Teche Greyhound Lines - Further Developments

Further Developments

About 1934 Greyhound increased its partial ownership of the Teche Lines to a controlling (majority) interest, and Greyhound renamed Teche as the unhyphenated Teche Greyhound Lines; then in 1939 Greyhound bought also the last remaining minority interest of Townsend (first leaving the new Teche GL as a wholly owned subsidiary); and in 1941 Greyhound merged the TGL into itself as a division of the parent Greyhound firm.

By 1954 the TGL ran from New Orleans to Baton Rouge (in Louisiana), Natchez (in Mississippi), through Hammond (in Louisiana) to Jackson (in Mississippi and on the way to Memphis, Saint Louis, and Chicago), through Hattiesburg and Meridian (both in Mississippi) to Birmingham (in Alabama), through Mobile and Montgomery (both in Alabama) and Columbus (in Georgia) to Atlanta (in Georgia), through Mobile to Marianna (in Florida and on the way to Tallahassee and the rest of the Sunshine State), and westward through Lafayette to Lake Charles (both in Louisiana and on the way to Houston, the rest of Texas, and the rest of the West), plus along several regional and feeder routes in the southern part of the Pelican State.

The Teche GL met the Dixie GL to the north, the Southwestern GL to the west, and the Atlantic GL and the Southeastern GL to the east.

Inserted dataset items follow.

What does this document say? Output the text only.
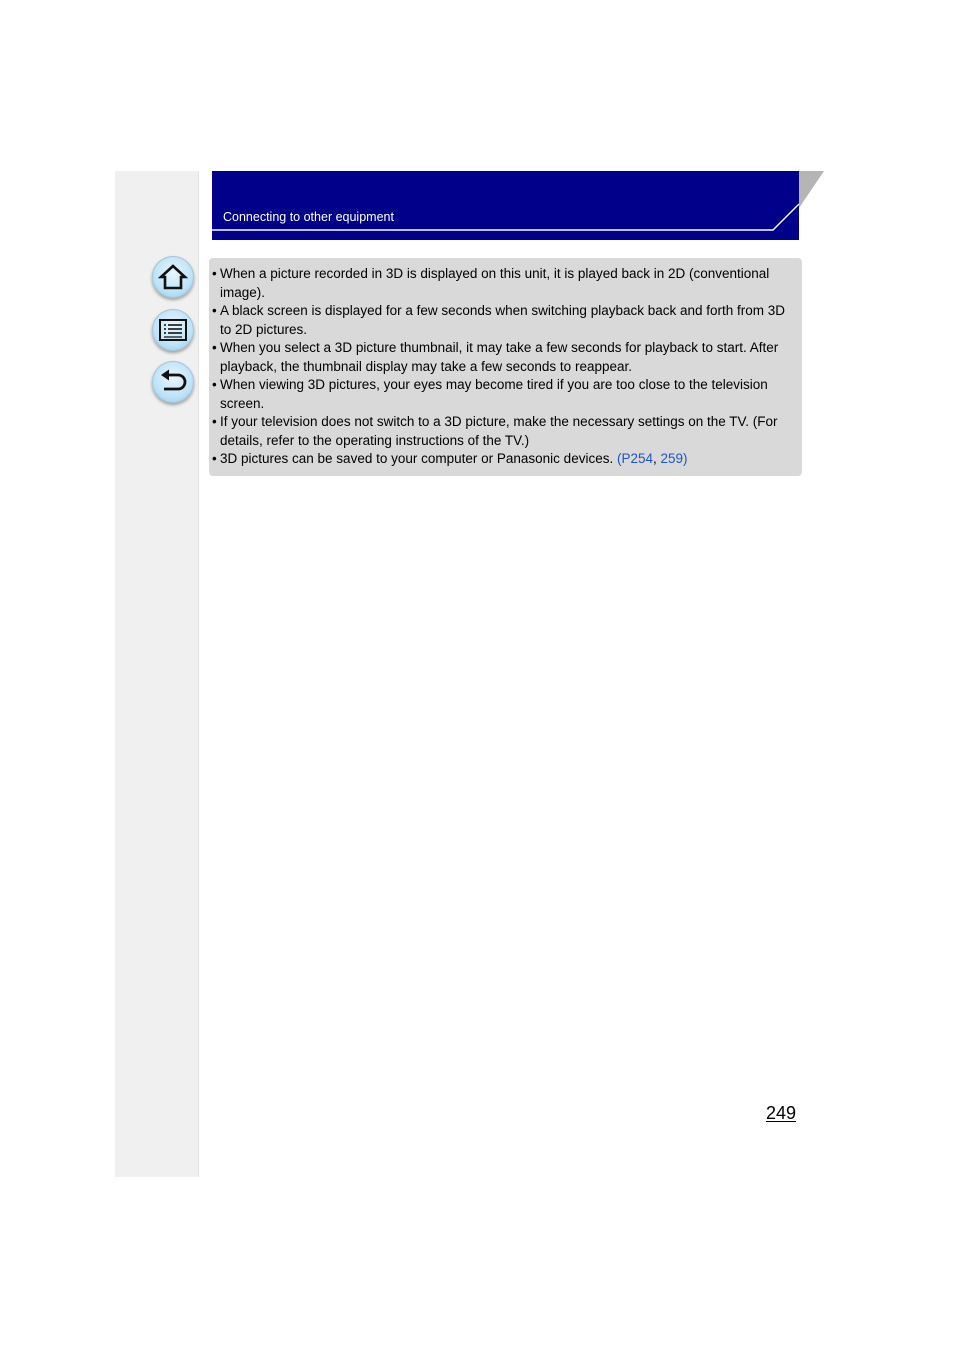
Connecting to other equipment
• When a picture recorded in 3D is displayed on this unit, it is played back in 2D (conventional image).
• A black screen is displayed for a few seconds when switching playback back and forth from 3D to 2D pictures.
• When you select a 3D picture thumbnail, it may take a few seconds for playback to start. After playback, the thumbnail display may take a few seconds to reappear.
• When viewing 3D pictures, your eyes may become tired if you are too close to the television screen.
• If your television does not switch to a 3D picture, make the necessary settings on the TV. (For details, refer to the operating instructions of the TV.)
• 3D pictures can be saved to your computer or Panasonic devices. (P254, 259)
249
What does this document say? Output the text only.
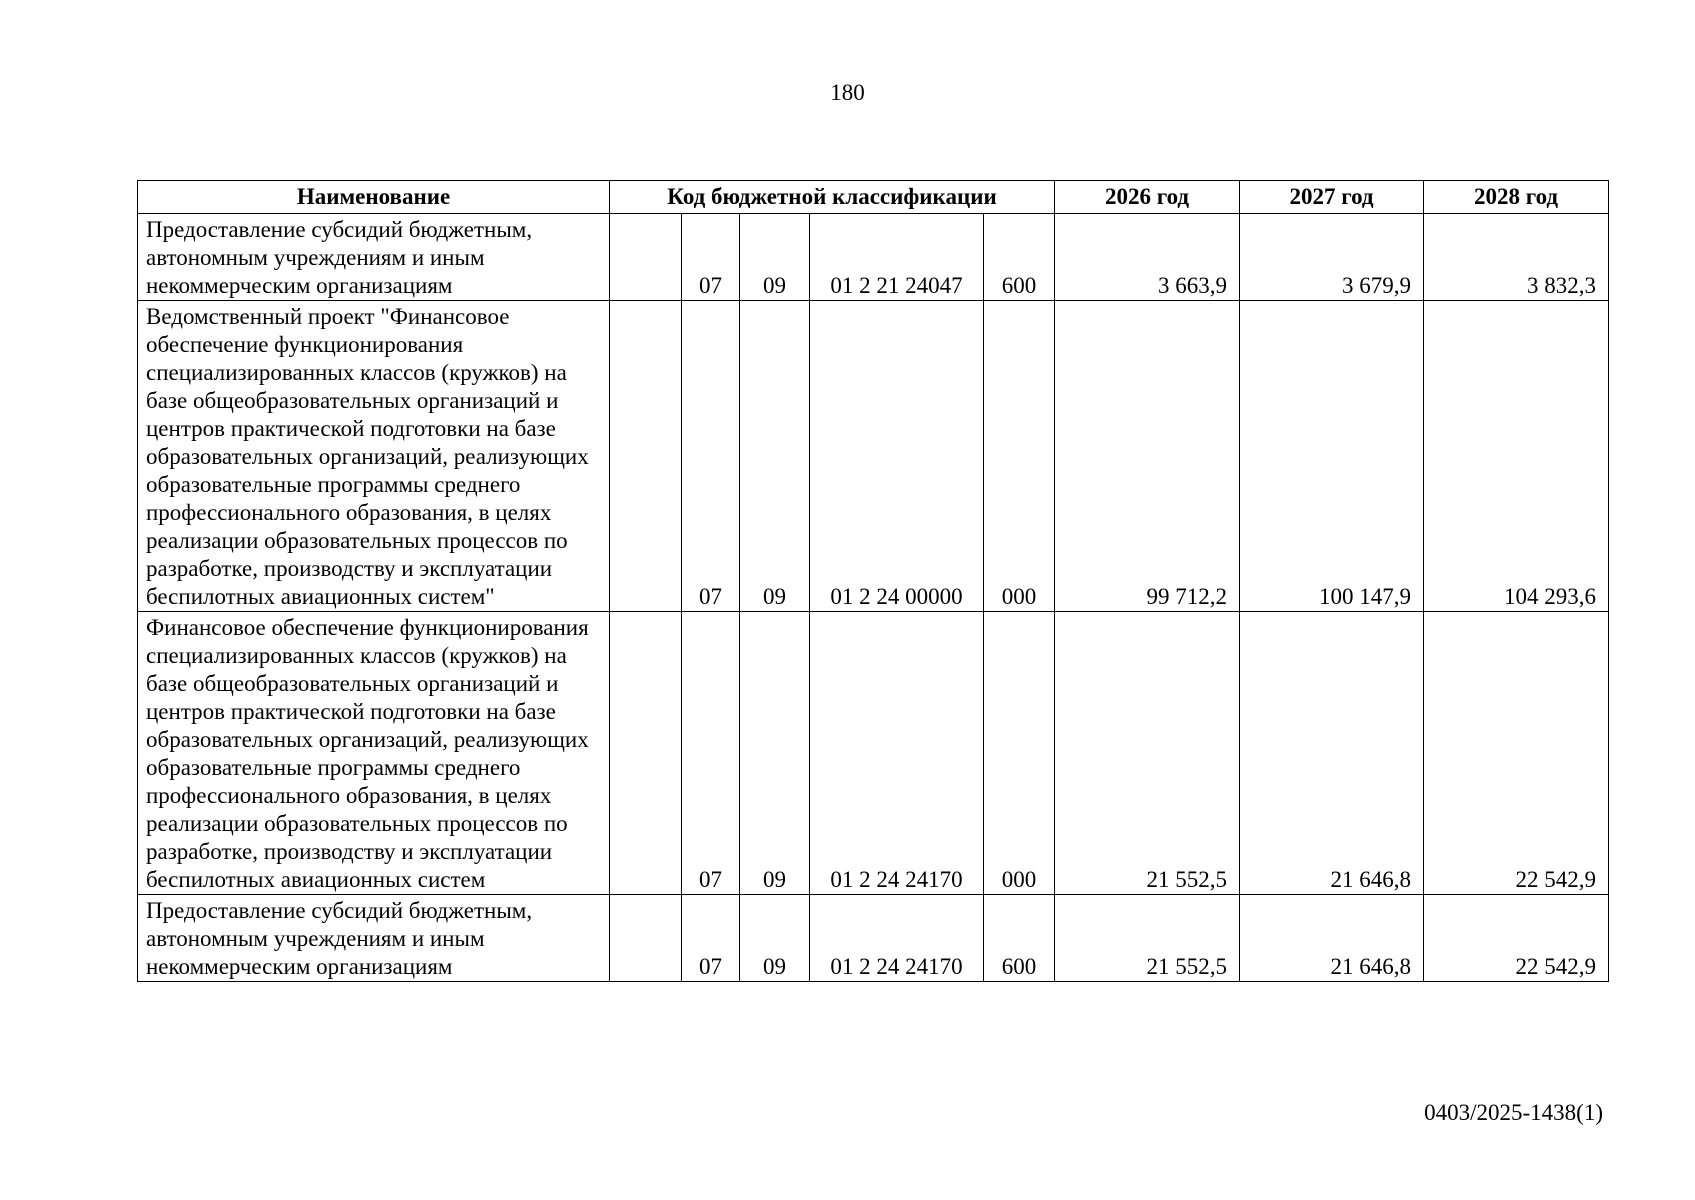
180
Наименование	Код бюджетной классификации					2026 год	2027 год	2028 год

Предоставление субсидий бюджетным, автономным учреждениям и иным некоммерческим организациям		07	09	01 2 21 24047	600	3 663,9	3 679,9	3 832,3

Ведомственный проект "Финансовое обеспечение функционирования специализированных классов (кружков) на базе общеобразовательных организаций и центров практической подготовки на базе образовательных организаций, реализующих образовательные программы среднего профессионального образования, в целях реализации образовательных процессов по разработке, производству и эксплуатации беспилотных авиационных систем"		07	09	01 2 24 00000	000	99 712,2	100 147,9	104 293,6

Финансовое обеспечение функционирования специализированных классов (кружков) на базе общеобразовательных организаций и центров практической подготовки на базе образовательных организаций, реализующих образовательные программы среднего профессионального образования, в целях реализации образовательных процессов по разработке, производству и эксплуатации беспилотных авиационных систем		07	09	01 2 24 24170	000	21 552,5	21 646,8	22 542,9

Предоставление субсидий бюджетным, автономным учреждениям и иным некоммерческим организациям		07	09	01 2 24 24170	600	21 552,5	21 646,8	22 542,9
0403/2025-1438(1)
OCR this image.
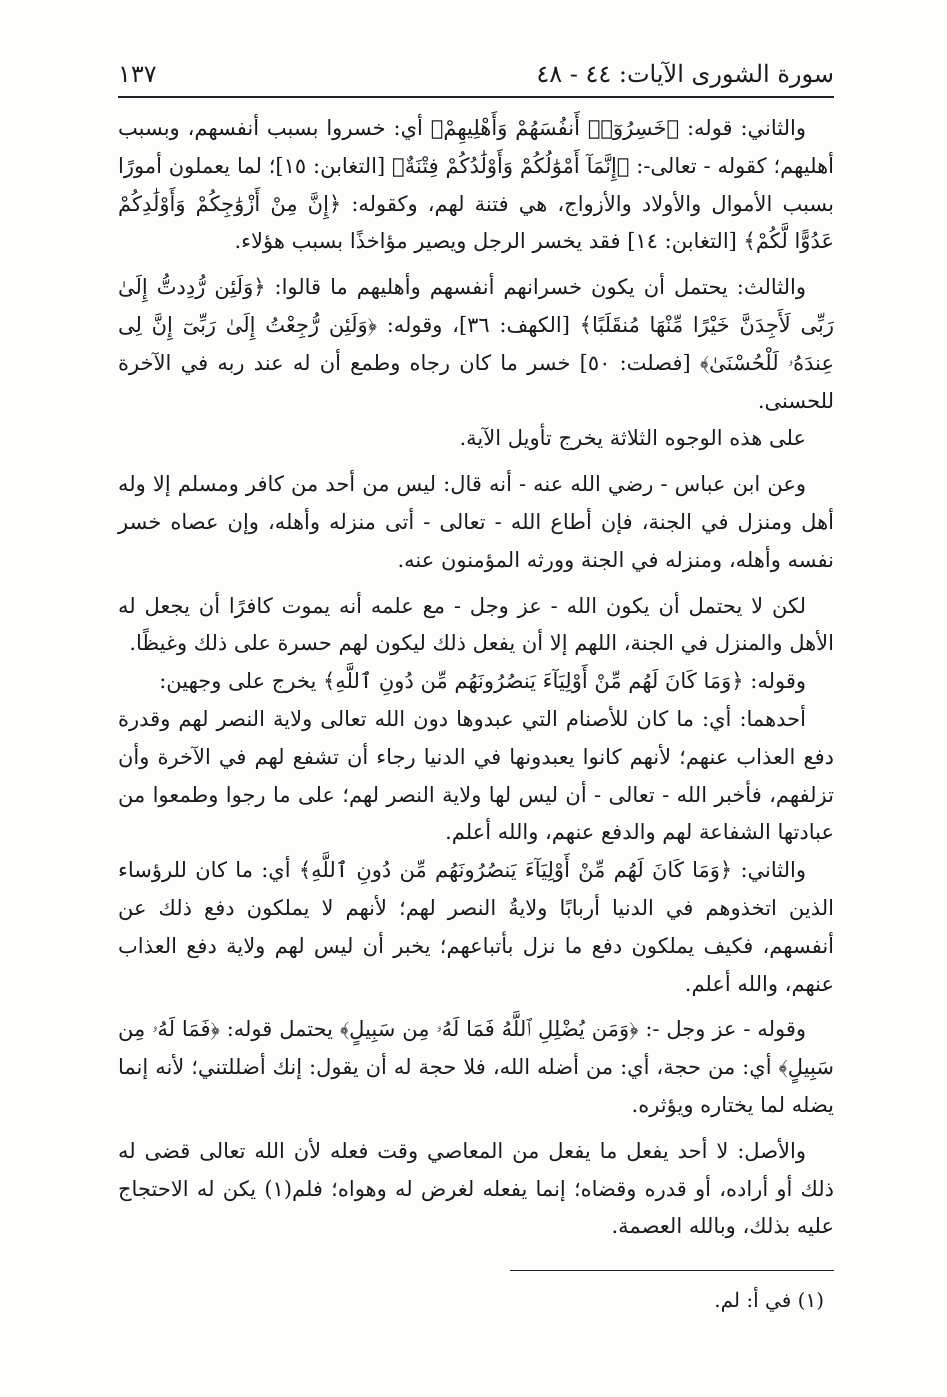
سورة الشورى الآيات: ٤٤ - ٤٨
١٣٧

والثاني: قوله: ﴿خَسِرُوٓا۟ أَنفُسَهُمْ وَأَهْلِيهِمْ﴾ أي: خسروا بسبب أنفسهم، وبسبب أهليهم؛ كقوله - تعالى-: ﴿إِنَّمَآ أَمْوَٰلُكُمْ وَأَوْلَٰدُكُمْ فِتْنَةٌ﴾ [التغابن: ١٥]؛ لما يعملون أمورًا بسبب الأموال والأولاد والأزواج، هي فتنة لهم، وكقوله: ﴿إِنَّ مِنْ أَزْوَٰجِكُمْ وَأَوْلَٰدِكُمْ عَدُوًّا لَّكُمْ﴾ [التغابن: ١٤] فقد يخسر الرجل ويصير مؤاخذًا بسبب هؤلاء.

والثالث: يحتمل أن يكون خسرانهم أنفسهم وأهليهم ما قالوا: ﴿وَلَئِن رُّدِدتُّ إِلَىٰ رَبِّى لَأَجِدَنَّ خَيْرًا مِّنْهَا مُنقَلَبًا﴾ [الكهف: ٣٦]، وقوله: ﴿وَلَئِن رُّجِعْتُ إِلَىٰ رَبِّىٓ إِنَّ لِى عِندَهُۥ لَلْحُسْنَىٰ﴾ [فصلت: ٥٠] خسر ما كان رجاه وطمع أن له عند ربه في الآخرة للحسنى.

على هذه الوجوه الثلاثة يخرج تأويل الآية.

وعن ابن عباس - رضي الله عنه - أنه قال: ليس من أحد من كافر ومسلم إلا وله أهل ومنزل في الجنة، فإن أطاع الله - تعالى - أتى منزله وأهله، وإن عصاه خسر نفسه وأهله، ومنزله في الجنة وورثه المؤمنون عنه.

لكن لا يحتمل أن يكون الله - عز وجل - مع علمه أنه يموت كافرًا أن يجعل له الأهل والمنزل في الجنة، اللهم إلا أن يفعل ذلك ليكون لهم حسرة على ذلك وغيظًا.

وقوله: ﴿وَمَا كَانَ لَهُم مِّنْ أَوْلِيَآءَ يَنصُرُونَهُم مِّن دُونِ ٱللَّهِ﴾ يخرج على وجهين:

أحدهما: أي: ما كان للأصنام التي عبدوها دون الله تعالى ولاية النصر لهم وقدرة دفع العذاب عنهم؛ لأنهم كانوا يعبدونها في الدنيا رجاء أن تشفع لهم في الآخرة وأن تزلفهم، فأخبر الله - تعالى - أن ليس لها ولاية النصر لهم؛ على ما رجوا وطمعوا من عبادتها الشفاعة لهم والدفع عنهم، والله أعلم.

والثاني: ﴿وَمَا كَانَ لَهُم مِّنْ أَوْلِيَآءَ يَنصُرُونَهُم مِّن دُونِ ٱللَّهِ﴾ أي: ما كان للرؤساء الذين اتخذوهم في الدنيا أربابًا ولايةُ النصر لهم؛ لأنهم لا يملكون دفع ذلك عن أنفسهم، فكيف يملكون دفع ما نزل بأتباعهم؛ يخبر أن ليس لهم ولاية دفع العذاب عنهم، والله أعلم.

وقوله - عز وجل -: ﴿وَمَن يُضْلِلِ ٱللَّهُ فَمَا لَهُۥ مِن سَبِيلٍ﴾ يحتمل قوله: ﴿فَمَا لَهُۥ مِن سَبِيلٍ﴾ أي: من حجة، أي: من أضله الله، فلا حجة له أن يقول: إنك أضللتني؛ لأنه إنما يضله لما يختاره ويؤثره.

والأصل: لا أحد يفعل ما يفعل من المعاصي وقت فعله لأن الله تعالى قضى له ذلك أو أراده، أو قدره وقضاه؛ إنما يفعله لغرض له وهواه؛ فلم(١) يكن له الاحتجاج عليه بذلك، وبالله العصمة.

(١) في أ: لم.
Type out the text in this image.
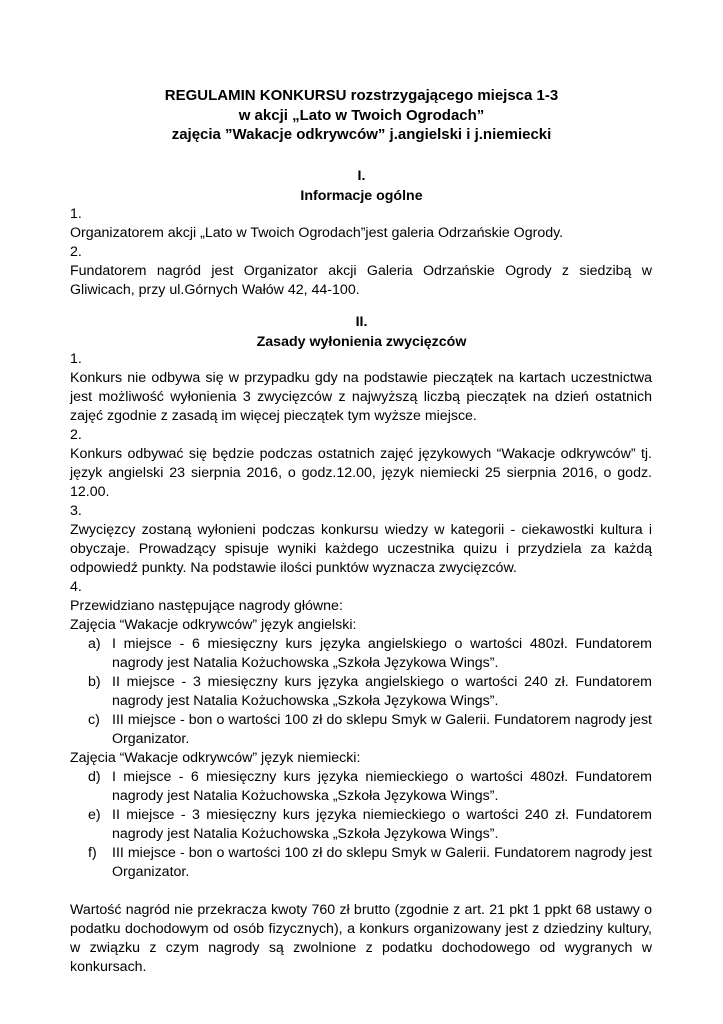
REGULAMIN KONKURSU rozstrzygającego miejsca 1-3
w akcji „Lato w Twoich Ogrodach”
zajęcia ”Wakacje odkrywców” j.angielski i j.niemiecki
I.
Informacje ogólne

1.

Organizatorem akcji „Lato w Twoich Ogrodach”jest galeria Odrzańskie Ogrody.

2.

Fundatorem nagród jest Organizator akcji Galeria Odrzańskie Ogrody z siedzibą w Gliwicach, przy ul.Górnych Wałów 42, 44-100.

II.
Zasady wyłonienia zwycięzców

1.

Konkurs nie odbywa się w przypadku gdy na podstawie pieczątek na kartach uczestnictwa jest możliwość wyłonienia 3 zwycięzców z najwyższą liczbą pieczątek na dzień ostatnich zajęć zgodnie z zasadą im więcej pieczątek tym wyższe miejsce.

2.

Konkurs odbywać się będzie podczas ostatnich zajęć językowych “Wakacje odkrywców” tj. język angielski 23 sierpnia 2016, o godz.12.00, język niemiecki 25 sierpnia 2016, o godz. 12.00.

3.

Zwycięzcy zostaną wyłonieni podczas konkursu wiedzy w kategorii - ciekawostki kultura i obyczaje. Prowadzący spisuje wyniki każdego uczestnika quizu i przydziela za każdą odpowiedź punkty. Na podstawie ilości punktów wyznacza zwycięzców.

4.

Przewidziano następujące nagrody główne:

Zajęcia “Wakacje odkrywców” język angielski:

a) I miejsce - 6 miesięczny kurs języka angielskiego o wartości 480zł. Fundatorem nagrody jest Natalia Kożuchowska „Szkoła Językowa Wings”.
b) II miejsce - 3 miesięczny kurs języka angielskiego o wartości 240 zł. Fundatorem nagrody jest Natalia Kożuchowska „Szkoła Językowa Wings”.
c) III miejsce - bon o wartości 100 zł do sklepu Smyk w Galerii. Fundatorem nagrody jest Organizator.

Zajęcia “Wakacje odkrywców” język niemiecki:

d) I miejsce - 6 miesięczny kurs języka niemieckiego o wartości 480zł. Fundatorem nagrody jest Natalia Kożuchowska „Szkoła Językowa Wings”.
e) II miejsce - 3 miesięczny kurs języka niemieckiego o wartości 240 zł. Fundatorem nagrody jest Natalia Kożuchowska „Szkoła Językowa Wings”.
f) III miejsce - bon o wartości 100 zł do sklepu Smyk w Galerii. Fundatorem nagrody jest Organizator.

Wartość nagród nie przekracza kwoty 760 zł brutto (zgodnie z art. 21 pkt 1 ppkt 68 ustawy o podatku dochodowym od osób fizycznych), a konkurs organizowany jest z dziedziny kultury, w związku z czym nagrody są zwolnione z podatku dochodowego od wygranych w konkursach.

The TGL took part in major interlined through-routes (using pooled equipment in cooperation with other Greyhound companies) – that is, the use of through-coaches on through-routes running through the territories of two or more Greyhound regional operating companies – connecting New Orleans with Los Angeles, Houston, Memphis, Saint Louis, Chicago, Detroit, New York City, Washington, Jacksonville, Miami, and Saint Petersburg.